The crust of a pork pie is made from hotwater pastry, a pastry made by boiling lard in a small amount of water before mixing it into the flour. The dough should be kneaded well and kept warm throughout. It is then capable of being moulded into shapes which will support their own weight. Traditionally pies are made by raising the pastry into a cylindrical shape with a firm base, usually by rolling out the pastry and then gradually raising it up the sides of a jam jar. The jar is removed when the pastry has reached the required height and is replaced with minced pork, with herbs to taste. The pie is then sealed with a lid made from the hotwater pastry. A hole is cut in the lid.
In past centuries, after the pie was baked, clarified butter was poured through the hole in the lid to completely fill the inside of the pie. The raised crust ensured that the butter stayed within the pie and did not run out. When solidified, the butter excluded the air from touching the meat and so ensured that it kept fresh for some time. As days passed the hotwater pastry did not turn stale as quickly as did other types of pastry, again aiding the storage life of the pies.
These days storage of meat is not the primary purpose of baking pork pies, so the rich butter is omitted from the recipes. However, the meat still shrinks as it cooks, leaving a distinct gap between the pastry and the meat filling. Modern recipes recommend the long, slow boiling of pork bones, onion and meat scraps to produce a rich stock which will set into a firm jelly. When the pie has been baked and allowed to cool, the stock is poured in and left to set solid.
As with so many British traditional dishes, each district of the country had its own way of preparing such dishes and nowhere became as famous for its pork pies as the town of Melton Mowbray. Located in the fertile farming lands of Leicestershire, Melton Mowbray has long been a wealthy and productive area. As testament to its agricultural wealth, the town has one of Britain’s most spectacular medieval churches which boasts not only a 100 foot tower and 154 foot length but is also one of only four churches in England to have aisles to the transept.
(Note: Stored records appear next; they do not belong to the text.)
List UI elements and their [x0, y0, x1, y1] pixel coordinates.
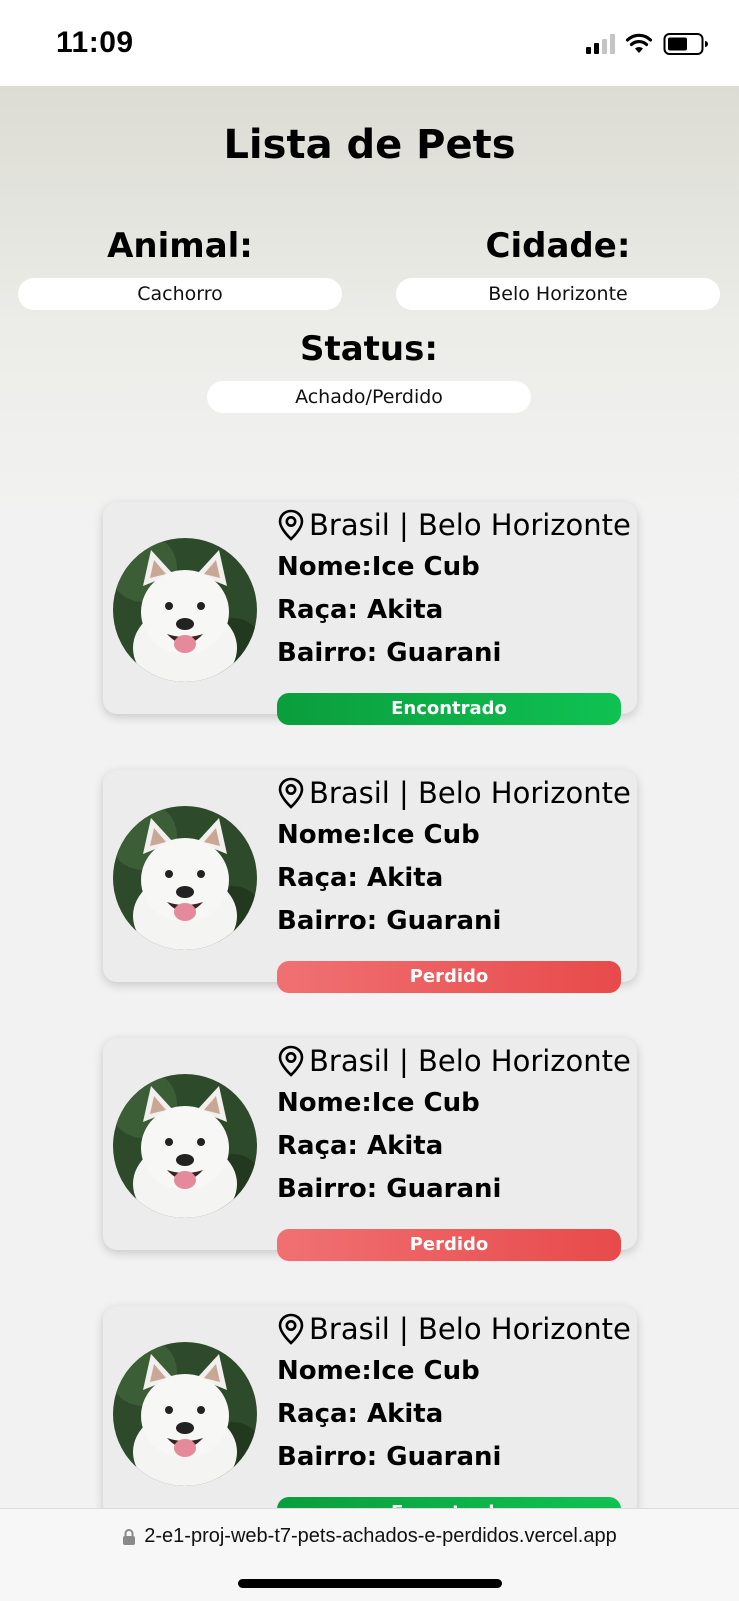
card-name: Nome:Ice Cub [277, 1356, 480, 1386]
card-neighborhood: Bairro: Guarani [277, 638, 502, 668]
battery-icon [663, 33, 708, 55]
status-filter-input[interactable]: Achado/Perdido [207, 381, 531, 413]
card-breed: Raça: Akita [277, 1131, 444, 1161]
pet-card[interactable]: Brasil | Belo Horizonte Nome:Ice Cub Raç… [103, 502, 637, 725]
cidade-filter-input[interactable]: Belo Horizonte [396, 278, 720, 310]
location-pin-icon [278, 509, 304, 541]
card-breed: Raça: Akita [277, 1399, 444, 1429]
animal-filter-input[interactable]: Cachorro [18, 278, 342, 310]
card-breed: Raça: Akita [277, 863, 444, 893]
pet-photo [113, 1074, 257, 1218]
status-badge: Encontrado [277, 1497, 621, 1508]
home-indicator[interactable] [238, 1579, 502, 1588]
card-location-text: Brasil | Belo Horizonte [309, 1044, 631, 1078]
card-name: Nome:Ice Cub [277, 1088, 480, 1118]
status-filter-label: Status: [300, 329, 438, 369]
cellular-signal-icon [586, 34, 615, 54]
card-location: Brasil | Belo Horizonte [277, 776, 631, 810]
lock-icon [123, 1528, 136, 1545]
status-badge: Encontrado [277, 693, 621, 725]
url-row[interactable]: 2-e1-proj-web-t7-pets-achados-e-perdidos… [0, 1525, 739, 1548]
card-location: Brasil | Belo Horizonte [277, 1312, 631, 1346]
location-pin-icon [278, 1313, 304, 1345]
card-location: Brasil | Belo Horizonte [277, 508, 631, 542]
location-pin-icon [278, 777, 304, 809]
pet-photo [113, 1342, 257, 1486]
pet-card[interactable]: Brasil | Belo Horizonte Nome:Ice Cub Raç… [103, 1306, 637, 1508]
card-neighborhood: Bairro: Guarani [277, 1174, 502, 1204]
cidade-filter-label: Cidade: [485, 226, 631, 266]
pet-photo [113, 538, 257, 682]
card-name: Nome:Ice Cub [277, 552, 480, 582]
card-location-text: Brasil | Belo Horizonte [309, 508, 631, 542]
animal-filter-label: Animal: [107, 226, 253, 266]
card-neighborhood: Bairro: Guarani [277, 906, 502, 936]
pet-card[interactable]: Brasil | Belo Horizonte Nome:Ice Cub Raç… [103, 770, 637, 993]
wifi-icon [625, 33, 653, 53]
page-title: Lista de Pets [223, 122, 516, 168]
status-badge: Perdido [277, 961, 621, 993]
status-bar: 11:09 [0, 0, 739, 86]
card-name: Nome:Ice Cub [277, 820, 480, 850]
status-time: 11:09 [56, 26, 134, 59]
card-location: Brasil | Belo Horizonte [277, 1044, 631, 1078]
page-content: Lista de Pets Animal: Cachorro Cidade: B… [0, 86, 739, 1508]
status-icons [586, 30, 709, 58]
browser-url-bar[interactable]: 2-e1-proj-web-t7-pets-achados-e-perdidos… [0, 1508, 739, 1601]
card-breed: Raça: Akita [277, 595, 444, 625]
url-text[interactable]: 2-e1-proj-web-t7-pets-achados-e-perdidos… [144, 1525, 616, 1548]
status-badge: Perdido [277, 1229, 621, 1261]
location-pin-icon [278, 1045, 304, 1077]
pet-card[interactable]: Brasil | Belo Horizonte Nome:Ice Cub Raç… [103, 1038, 637, 1261]
card-location-text: Brasil | Belo Horizonte [309, 1312, 631, 1346]
pet-photo [113, 806, 257, 950]
card-neighborhood: Bairro: Guarani [277, 1442, 502, 1472]
card-location-text: Brasil | Belo Horizonte [309, 776, 631, 810]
In the hands of the bakers of Melton Mowbray, the pork pie achieved a height of succulence and tastiness not achieved elsewhere. The precise secret of the Melton Mowbray pie was not a single feature, but more a combination of features. The pork used was of the very best quality from nearby farms and was chosen for its low fat content. The pieces of meat were diced, not minced, and a blend of local herbs was used to add flavour. Taken together the combination made pies from this small town the best in England. These days shops throughout Britain sell ‘Melton Mowbray’ pork pies the vast majority of which have never been near the place. The label may be used only to indicate that the pie is of a superior quality to the standard pie from the same company. The best, however, still have diced meat and are highly flavoured with herbs.